WASHINGTON (AP) – Anyone looking for a bright spot in the recession might have pointed to a reading Tuesday of the nation’s office workers, retailers and other service industries, which contracted at a slower-than-expected pace in December.
But even the closely watched gauge of activity in the service sector, where most Americans work, showed it was still shrinking. And coupled with two bleaker economic reports, it suggested to analysts that the struggling economy is likely to shed many more jobs in the months ahead.
The Institute for Supply Management, a trade group of purchasing executives, said its service sectors index posted a small increase to 40.6 in December from 37.3 in November. Economists had been looking for the index to slip further in December. Any reading below 50 signals economic contraction.
Despite the better-than-expected reading, analysts said the overall index – and its major components, such as employment prospects – remained at recessionary levels. Ian Shepherdson, chief U.S. economist at High Frequency Economics, a private research firm in Valhalla, N.Y., said the reading on the employment component of the index was consistent with “massive job losses” of around 350,000 per month.
“This is not an indicator of recovery,” Shepherdson said.
Other reports Tuesday on factory orders and pending home sales showed the economy’s troubles have intensified since the worst financial crisis in seven decades erupted with fury in the fall.
Wall Street advanced moderately Tuesday, paring some earlier gains following the mixed economic readings but stocks still finished at their highest levels in two months. The Dow Jones industrial average gained more than 62 points to 9,015.10, and broader indexes also rose.
Still, economists are predicting that December’s unemployment report, which will be released Friday, will show the total economy lost a half-million jobs last month after a loss of 533,000 in November.
On Tuesday, Pittsburgh-based aluminum maker Alcoa Inc. (AA) (AA) said it will cut 13,500 employees, or 13 percent of its global work force. A day earlier, Philadelphia-based managed care provider Cigna Corp. (CI) (CI) said the slumping economy was forcing it to cut roughly 1,100 jobs, about 4 percent of its work force.
The labor market is being slammed by a recession that already has lasted for a year, the longest stretch in a quarter-century. The jobless rate, which jumped to a 15-year high of 6.7 percent in November, is expected to hit 7 percent in December. Many analysts are worried that the jobless rate could top 8 percent later this year before the economy recovers enough to start generating better hiring prospects.
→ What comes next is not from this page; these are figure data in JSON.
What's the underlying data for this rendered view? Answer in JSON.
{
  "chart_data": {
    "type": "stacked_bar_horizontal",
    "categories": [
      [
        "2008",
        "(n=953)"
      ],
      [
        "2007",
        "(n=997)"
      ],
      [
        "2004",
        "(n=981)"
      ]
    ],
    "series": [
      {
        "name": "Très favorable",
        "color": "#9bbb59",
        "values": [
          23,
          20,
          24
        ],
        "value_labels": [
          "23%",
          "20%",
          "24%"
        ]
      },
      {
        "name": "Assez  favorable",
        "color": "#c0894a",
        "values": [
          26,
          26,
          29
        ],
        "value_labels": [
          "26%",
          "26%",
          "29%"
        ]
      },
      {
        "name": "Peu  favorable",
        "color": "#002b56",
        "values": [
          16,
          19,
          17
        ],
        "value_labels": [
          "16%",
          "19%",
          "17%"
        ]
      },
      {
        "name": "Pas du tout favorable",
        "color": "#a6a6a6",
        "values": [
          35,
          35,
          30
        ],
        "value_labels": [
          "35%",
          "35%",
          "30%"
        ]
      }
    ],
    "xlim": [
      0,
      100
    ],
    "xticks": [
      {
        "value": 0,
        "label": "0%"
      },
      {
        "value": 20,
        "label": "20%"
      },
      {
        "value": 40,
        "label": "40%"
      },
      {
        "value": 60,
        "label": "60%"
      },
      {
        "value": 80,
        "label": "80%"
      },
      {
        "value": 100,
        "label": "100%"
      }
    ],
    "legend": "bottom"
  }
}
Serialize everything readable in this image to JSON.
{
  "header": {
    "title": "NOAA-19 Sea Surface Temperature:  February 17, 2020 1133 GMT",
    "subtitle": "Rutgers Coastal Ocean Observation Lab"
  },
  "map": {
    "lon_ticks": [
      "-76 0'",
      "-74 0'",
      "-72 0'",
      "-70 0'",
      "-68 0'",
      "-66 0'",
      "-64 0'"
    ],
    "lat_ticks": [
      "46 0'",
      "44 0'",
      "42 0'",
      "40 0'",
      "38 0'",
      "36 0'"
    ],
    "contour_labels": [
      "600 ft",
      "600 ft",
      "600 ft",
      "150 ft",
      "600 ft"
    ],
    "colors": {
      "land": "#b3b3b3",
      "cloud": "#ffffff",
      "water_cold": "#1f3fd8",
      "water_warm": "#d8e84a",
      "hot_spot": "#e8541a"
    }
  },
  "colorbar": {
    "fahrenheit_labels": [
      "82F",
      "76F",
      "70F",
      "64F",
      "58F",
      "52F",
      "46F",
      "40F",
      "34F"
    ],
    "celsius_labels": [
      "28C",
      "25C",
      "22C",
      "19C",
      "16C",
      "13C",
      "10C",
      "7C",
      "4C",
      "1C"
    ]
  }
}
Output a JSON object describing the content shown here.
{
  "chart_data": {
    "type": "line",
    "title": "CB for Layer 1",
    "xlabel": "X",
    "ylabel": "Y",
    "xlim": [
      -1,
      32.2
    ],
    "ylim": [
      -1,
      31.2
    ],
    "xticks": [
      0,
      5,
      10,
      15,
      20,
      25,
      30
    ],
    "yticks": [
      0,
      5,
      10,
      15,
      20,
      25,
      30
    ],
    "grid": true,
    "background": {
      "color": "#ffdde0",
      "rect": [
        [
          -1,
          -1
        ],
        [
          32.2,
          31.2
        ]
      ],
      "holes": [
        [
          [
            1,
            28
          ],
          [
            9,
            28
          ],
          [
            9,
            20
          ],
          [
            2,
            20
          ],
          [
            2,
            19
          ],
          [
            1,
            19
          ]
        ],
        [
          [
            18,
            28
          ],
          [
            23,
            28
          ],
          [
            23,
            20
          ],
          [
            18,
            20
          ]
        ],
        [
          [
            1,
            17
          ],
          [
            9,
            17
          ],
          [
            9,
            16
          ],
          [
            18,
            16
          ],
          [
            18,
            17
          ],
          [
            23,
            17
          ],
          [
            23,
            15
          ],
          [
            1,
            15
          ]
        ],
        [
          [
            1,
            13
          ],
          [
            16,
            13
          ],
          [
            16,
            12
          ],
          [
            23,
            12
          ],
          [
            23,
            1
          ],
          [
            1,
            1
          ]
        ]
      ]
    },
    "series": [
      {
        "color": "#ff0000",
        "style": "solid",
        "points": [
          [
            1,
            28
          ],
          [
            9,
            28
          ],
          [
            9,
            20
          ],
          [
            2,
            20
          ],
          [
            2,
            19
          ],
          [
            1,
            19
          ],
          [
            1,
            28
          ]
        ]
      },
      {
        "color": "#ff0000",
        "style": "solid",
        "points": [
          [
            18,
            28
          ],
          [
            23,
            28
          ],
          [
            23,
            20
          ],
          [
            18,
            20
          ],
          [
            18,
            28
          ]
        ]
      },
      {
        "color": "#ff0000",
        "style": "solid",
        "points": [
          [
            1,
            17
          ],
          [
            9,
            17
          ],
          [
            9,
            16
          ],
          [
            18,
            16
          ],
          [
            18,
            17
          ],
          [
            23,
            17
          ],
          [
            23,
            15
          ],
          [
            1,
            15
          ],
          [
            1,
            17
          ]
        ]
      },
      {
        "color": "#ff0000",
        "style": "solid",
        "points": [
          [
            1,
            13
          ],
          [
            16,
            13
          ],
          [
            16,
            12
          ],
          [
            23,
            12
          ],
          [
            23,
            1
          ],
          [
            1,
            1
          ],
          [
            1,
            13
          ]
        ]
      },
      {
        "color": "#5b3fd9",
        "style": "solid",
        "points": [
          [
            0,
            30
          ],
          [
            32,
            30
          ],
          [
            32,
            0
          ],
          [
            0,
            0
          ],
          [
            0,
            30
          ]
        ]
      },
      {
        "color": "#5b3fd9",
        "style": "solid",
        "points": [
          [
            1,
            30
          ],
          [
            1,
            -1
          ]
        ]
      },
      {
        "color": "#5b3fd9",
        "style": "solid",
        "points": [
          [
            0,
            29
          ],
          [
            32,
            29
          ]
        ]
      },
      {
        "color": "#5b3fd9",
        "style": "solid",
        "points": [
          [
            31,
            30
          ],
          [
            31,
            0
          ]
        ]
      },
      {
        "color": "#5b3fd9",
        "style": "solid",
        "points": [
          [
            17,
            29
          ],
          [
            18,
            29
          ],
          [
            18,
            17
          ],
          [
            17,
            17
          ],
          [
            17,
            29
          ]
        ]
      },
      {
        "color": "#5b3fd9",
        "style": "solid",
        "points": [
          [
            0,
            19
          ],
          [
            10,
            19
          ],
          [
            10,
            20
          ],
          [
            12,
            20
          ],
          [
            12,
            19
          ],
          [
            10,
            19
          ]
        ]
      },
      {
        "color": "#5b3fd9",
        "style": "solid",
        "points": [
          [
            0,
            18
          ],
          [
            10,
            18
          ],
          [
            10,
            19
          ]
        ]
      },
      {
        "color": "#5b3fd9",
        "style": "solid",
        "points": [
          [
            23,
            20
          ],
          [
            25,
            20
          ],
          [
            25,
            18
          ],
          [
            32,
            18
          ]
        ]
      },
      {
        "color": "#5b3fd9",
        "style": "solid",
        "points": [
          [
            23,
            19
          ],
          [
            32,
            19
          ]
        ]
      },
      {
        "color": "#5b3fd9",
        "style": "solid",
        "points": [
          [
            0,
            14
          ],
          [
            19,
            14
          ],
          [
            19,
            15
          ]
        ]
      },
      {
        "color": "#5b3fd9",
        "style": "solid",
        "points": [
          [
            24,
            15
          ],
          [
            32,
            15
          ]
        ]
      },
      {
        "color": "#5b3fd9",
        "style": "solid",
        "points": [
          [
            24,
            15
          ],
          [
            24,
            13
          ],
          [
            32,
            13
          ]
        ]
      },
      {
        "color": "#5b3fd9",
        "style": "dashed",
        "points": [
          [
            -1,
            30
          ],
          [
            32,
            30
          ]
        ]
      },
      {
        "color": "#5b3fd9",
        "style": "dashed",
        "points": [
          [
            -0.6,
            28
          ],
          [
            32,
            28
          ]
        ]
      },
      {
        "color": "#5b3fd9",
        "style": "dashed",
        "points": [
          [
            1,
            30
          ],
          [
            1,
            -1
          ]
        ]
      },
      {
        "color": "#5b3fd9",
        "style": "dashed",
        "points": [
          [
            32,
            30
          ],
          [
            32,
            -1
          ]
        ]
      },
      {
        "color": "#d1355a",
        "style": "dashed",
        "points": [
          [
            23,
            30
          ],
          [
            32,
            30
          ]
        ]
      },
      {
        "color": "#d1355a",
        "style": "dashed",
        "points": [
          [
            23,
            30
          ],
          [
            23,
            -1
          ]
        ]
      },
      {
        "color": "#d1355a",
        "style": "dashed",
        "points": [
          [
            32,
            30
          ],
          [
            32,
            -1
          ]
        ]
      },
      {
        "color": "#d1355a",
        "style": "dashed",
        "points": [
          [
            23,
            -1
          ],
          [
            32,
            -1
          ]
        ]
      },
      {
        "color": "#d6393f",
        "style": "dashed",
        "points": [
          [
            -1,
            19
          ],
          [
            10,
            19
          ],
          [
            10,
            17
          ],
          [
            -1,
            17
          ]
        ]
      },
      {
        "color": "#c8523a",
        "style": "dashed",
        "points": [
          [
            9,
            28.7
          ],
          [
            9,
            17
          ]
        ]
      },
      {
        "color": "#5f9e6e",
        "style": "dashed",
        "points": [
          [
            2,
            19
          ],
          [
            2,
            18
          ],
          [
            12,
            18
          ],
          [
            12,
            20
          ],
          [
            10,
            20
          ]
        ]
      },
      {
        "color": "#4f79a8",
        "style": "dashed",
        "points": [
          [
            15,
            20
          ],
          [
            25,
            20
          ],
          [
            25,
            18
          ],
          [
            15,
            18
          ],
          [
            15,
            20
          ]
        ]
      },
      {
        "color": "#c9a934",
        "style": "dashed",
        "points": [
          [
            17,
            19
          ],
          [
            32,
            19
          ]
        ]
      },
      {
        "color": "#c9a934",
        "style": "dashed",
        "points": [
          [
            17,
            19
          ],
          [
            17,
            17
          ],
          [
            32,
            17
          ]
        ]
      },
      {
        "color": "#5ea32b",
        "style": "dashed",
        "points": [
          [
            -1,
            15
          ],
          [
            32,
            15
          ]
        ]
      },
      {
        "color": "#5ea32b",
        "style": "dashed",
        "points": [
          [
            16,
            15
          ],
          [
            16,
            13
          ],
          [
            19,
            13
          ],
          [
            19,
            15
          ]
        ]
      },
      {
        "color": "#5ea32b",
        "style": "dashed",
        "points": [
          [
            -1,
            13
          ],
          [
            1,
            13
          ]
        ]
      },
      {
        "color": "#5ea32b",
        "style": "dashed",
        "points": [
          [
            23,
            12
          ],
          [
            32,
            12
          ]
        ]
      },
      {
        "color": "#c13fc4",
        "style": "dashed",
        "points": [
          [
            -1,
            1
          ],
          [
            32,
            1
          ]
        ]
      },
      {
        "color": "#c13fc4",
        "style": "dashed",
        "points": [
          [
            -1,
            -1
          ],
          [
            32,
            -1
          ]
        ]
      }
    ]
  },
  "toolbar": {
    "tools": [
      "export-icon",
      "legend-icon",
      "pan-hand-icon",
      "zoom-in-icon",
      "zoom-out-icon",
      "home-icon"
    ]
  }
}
Federal Reserve Chairman Ben Bernanke and his colleagues also are concerned about the length and severity of the downturn, according to minutes of their closed-door deliberations released Tuesday.
The minutes of the Dec. 15-16 meeting showed that Fed officials feared that the economy could “remain weak for some time and that the downside risks to economic growth would be substantial” despite the central bank’s aggressive actions to fight the downturn. The Fed in December slashed a key lending rate to nearly zero and pledged to use other unconventional methods to fight the slump.
The Commerce Department reported Tuesday that orders to factories fell for a record fourth straight month in November, dropping by a bigger-than-expected 4.6 percent following a 6 percent plunge in October that was the biggest drop in more than eight years.
Meanwhile, pending home sales fell to their lowest level on record in November, according to a report from the National Association of Realtors.
The Realtors’ 8-year-old index of pending sales dropped to 82.3, down from an October reading of 85.7. Since there is typically a one- to two-month lag between when a contract and a completed sale, the bigger-than-expected fall in the pending sales index signaled anemic sales in coming months.
“Plain and simple, the economy is in the dumps,” said Joel Naroff, chief economist at Naroff Economic Advisors.
But investors and businesses are hopeful that the new Congress that was installed Tuesday and President-elect Barack Obama will reach agreement in the next few weeks on a massive economic stimulus program. Lawmakers in both houses pledged to move quickly on the stimulus program, which is expected to include $300 billion in tax cuts.
Various industries are hoping to be included in the new round of government stimulus, including the beleaguered housing sector, where the economy’s troubles began more than two years ago.
Lawrence Yun, chief economist for the Realtors group, said the slump in pending home sales underscored that a “real estate-focused plan is urgently needed.”
Despite the dismal news Tuesday, there were some glimmers that better days could be ahead, said Brian Bethune, chief U.S. financial economist at IHS Global Insight in Lexington, Mass. Recent substantial reductions in auto loan rates and some easing in credit standards may be pointing to stabilized consumer spending, which accounts for two-thirds of economic activity, and has been plunging in recent months.
But Bethune said Congress must come through quickly with another economic stimulus program to make the hopes of recovery a reality.
“A large dose of targeted tax relief, executed early in 2009, would be the most effective mechanism for jolting the economy out of the recessionary cycle quickly,” Bethune said.